S.N. Brakkee1,2
1 Utrecht University; 2Rijkswaterstaat
* Corresponding author: silke.brakkee@rws.nl
Introduction
Maintaining good water quality in the North Sea is essential for safeguarding marine ecosystem functioning. Phytoplankton play a fundamental role as primary producers, forming the base of the marine food web. However, excessive phytoplankton growth may indicate eutrophication and can negatively affect overall ecosystem health (Berdalet et al., 2017).
Seasonal stratification, characterised by the formation of a thermocline, structures the water column and influences nutrient transport and oxygen dynamics. These processes, in turn, affect phytoplankton growth and vertical distribution (Soetaert & Middelburg, 2009; Dutiel et al., 2024). Understanding this relationship is therefore crucial for interpreting phytoplankton dynamics in the North Sea.
Rijkswaterstaat (RWS) is responsible for assessing the chemical status of Dutch marine waters. Under the Marine Strategy Framework Directive (KRM) and the OSPAR Convention, RWS is required to monitor and evaluate the eutrophication status. Chlorophyll-a concentrations and algal bloom occurrence are key indicators used to assess the ecosystem condition.

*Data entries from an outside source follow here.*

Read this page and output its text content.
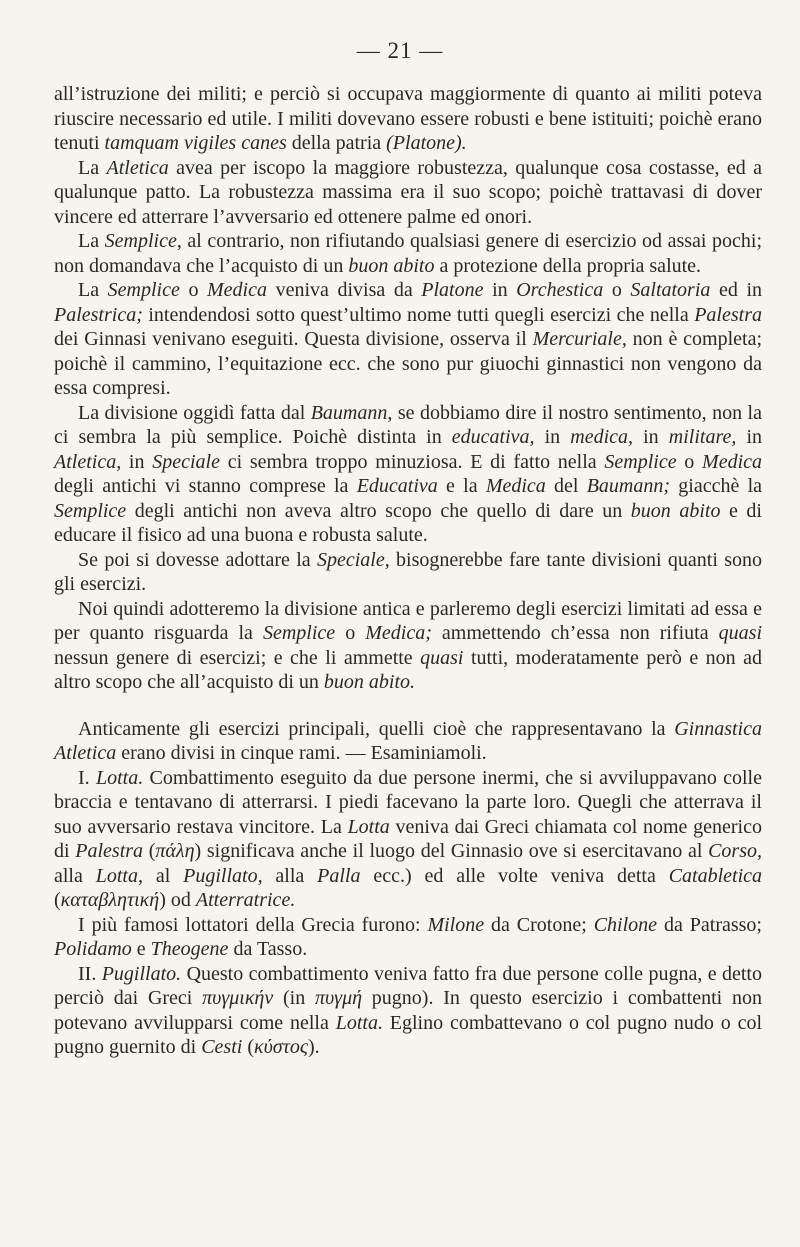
— 21 —

all’istruzione dei militi; e perciò si occupava maggiormente di quanto ai militi poteva riuscire necessario ed utile. I militi dovevano essere robusti e bene istituiti; poichè erano tenuti tamquam vigiles canes della patria (Platone).

La Atletica avea per iscopo la maggiore robustezza, qualunque cosa costasse, ed a qualunque patto. La robustezza massima era il suo scopo; poichè trattavasi di dover vincere ed atterrare l’avversario ed ottenere palme ed onori.

La Semplice, al contrario, non rifiutando qualsiasi genere di esercizio od assai pochi; non domandava che l’acquisto di un buon abito a protezione della propria salute.

La Semplice o Medica veniva divisa da Platone in Orchestica o Saltatoria ed in Palestrica; intendendosi sotto quest’ultimo nome tutti quegli esercizi che nella Palestra dei Ginnasi venivano eseguiti. Questa divisione, osserva il Mercuriale, non è completa; poichè il cammino, l’equitazione ecc. che sono pur giuochi ginnastici non vengono da essa compresi.

La divisione oggidì fatta dal Baumann, se dobbiamo dire il nostro sentimento, non la ci sembra la più semplice. Poichè distinta in educativa, in medica, in militare, in Atletica, in Speciale ci sembra troppo minuziosa. E di fatto nella Semplice o Medica degli antichi vi stanno comprese la Educativa e la Medica del Baumann; giacchè la Semplice degli antichi non aveva altro scopo che quello di dare un buon abito e di educare il fisico ad una buona e robusta salute.

Se poi si dovesse adottare la Speciale, bisognerebbe fare tante divisioni quanti sono gli esercizi.

Noi quindi adotteremo la divisione antica e parleremo degli esercizi limitati ad essa e per quanto risguarda la Semplice o Medica; ammettendo ch’essa non rifiuta quasi nessun genere di esercizi; e che li ammette quasi tutti, moderatamente però e non ad altro scopo che all’acquisto di un buon abito.

Anticamente gli esercizi principali, quelli cioè che rappresentavano la Ginnastica Atletica erano divisi in cinque rami. — Esaminiamoli.

I. Lotta. Combattimento eseguito da due persone inermi, che si avviluppavano colle braccia e tentavano di atterrarsi. I piedi facevano la parte loro. Quegli che atterrava il suo avversario restava vincitore. La Lotta veniva dai Greci chiamata col nome generico di Palestra (πάλη) significava anche il luogo del Ginnasio ove si esercitavano al Corso, alla Lotta, al Pugillato, alla Palla ecc.) ed alle volte veniva detta Catabletica (καταβλητική) od Atterratrice.

I più famosi lottatori della Grecia furono: Milone da Crotone; Chilone da Patrasso; Polidamo e Theogene da Tasso.

II. Pugillato. Questo combattimento veniva fatto fra due persone colle pugna, e detto perciò dai Greci πυγμικήν (in πυγμή pugno). In questo esercizio i combattenti non potevano avvilupparsi come nella Lotta. Eglino combattevano o col pugno nudo o col pugno guernito di Cesti (κύστος).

In 2026, a revised monitoring strategy will be introduced, with an increased emphasis on remote sensing techniques. This transition requires improved understanding of when, where, and at which depths phytoplankton should be monitored in relation to thermocline dynamics. This research will provide scientific input to support this updated monitoring approach.
Objective and Methods
This research examines how thermocline occurrence structures phytoplankton (vertical) distribution and abundance in the Dutch North Sea and how this knowledge can support the refinement of the RWS monitoring strategy. By building on and validating existing scientific insights with long-term monitoring data, the study aims to strengthen the scientific foundation of algal bloom monitoring.
The central research question is:
How do spatial and temporal patterns of thermocline formation structure phytoplankton dynamics in the vertical water column of the Dutch North Sea?
The study integrates a literature review with long-term monitoring data analysis. The literature review will identify the key drivers of stratification and algal bloom development, providing a framework for interpreting patterns derived from the monitoring dataset. Vertical CTD profiles (1995–2024) from Rijkswaterstaat will be analysed (see Figure 1) to determine the depth, duration and spatial variability of the thermocline across the Dutch continental shelf. Discrete chlorophyll-a measurements will be used to assess phytoplankton abundance and vertical distribution. As sampling of chlorophyll-a within thermocline layers is currently limited, direct assessment of phytoplankton abundance during stratification is also limited. Therefore, this research will also investigate whether fluorescence measurements can function as an accurate proxy for phytoplankton biomass.
Results
This research is expected to provide improved insight into when and where thermoclines occur and how they influence the vertical distribution of phytoplankton in the Dutch North Sea, based on recent monitoring data. By linking physical water column dynamics to biological responses, the study will clarify how stratification shapes phytoplankton patterns (abundance and distribution) across seasons and locations.
These insights will inform practical monitoring strategies, including guidance on selecting sampling depths and determining the timing and spatial focus of monitoring campaigns. The study will therefore provide a stronger foundation on which to evaluate whether current sampling strategies effectively capture phytoplankton dynamics in stratified conditions.
Figure 1: Spatial overview of the monitoring locations on the Dutch continental shelf, including an example of vertical CTD profile data at station Terschelling 135. The profile displays dissolved oxygen, temperature, and fluorescence (Source: Prototype viewer developed by Cas van Rijn).
References
Berdalet, E., Montresor, M., Reguera, B., Roy, S., Yamazaki, H., Cembella, A., & Raine, R. (2017). Harmful algal blooms in fjords, coastal embayments, and stratified systems: Recent progress and future research. Oceanography, 30(1), 46-57.
Duteil, O., Macias, D., Stips, A., & Polimene, L. (2024). The major role of riverine outflows in shaping the current and future habitats of Harmful Algal Blooms: the case of the North Sea. Environmental Research Communications, 6(12), 121004.
Soetaert, K., & Middelburg, J. J. (2009). Modeling eutrophication and oligotrophication of shallow-water marine systems: the importance of sediments under stratified and well-mixed conditions. Hydrobiologia, 629(1), 239-254.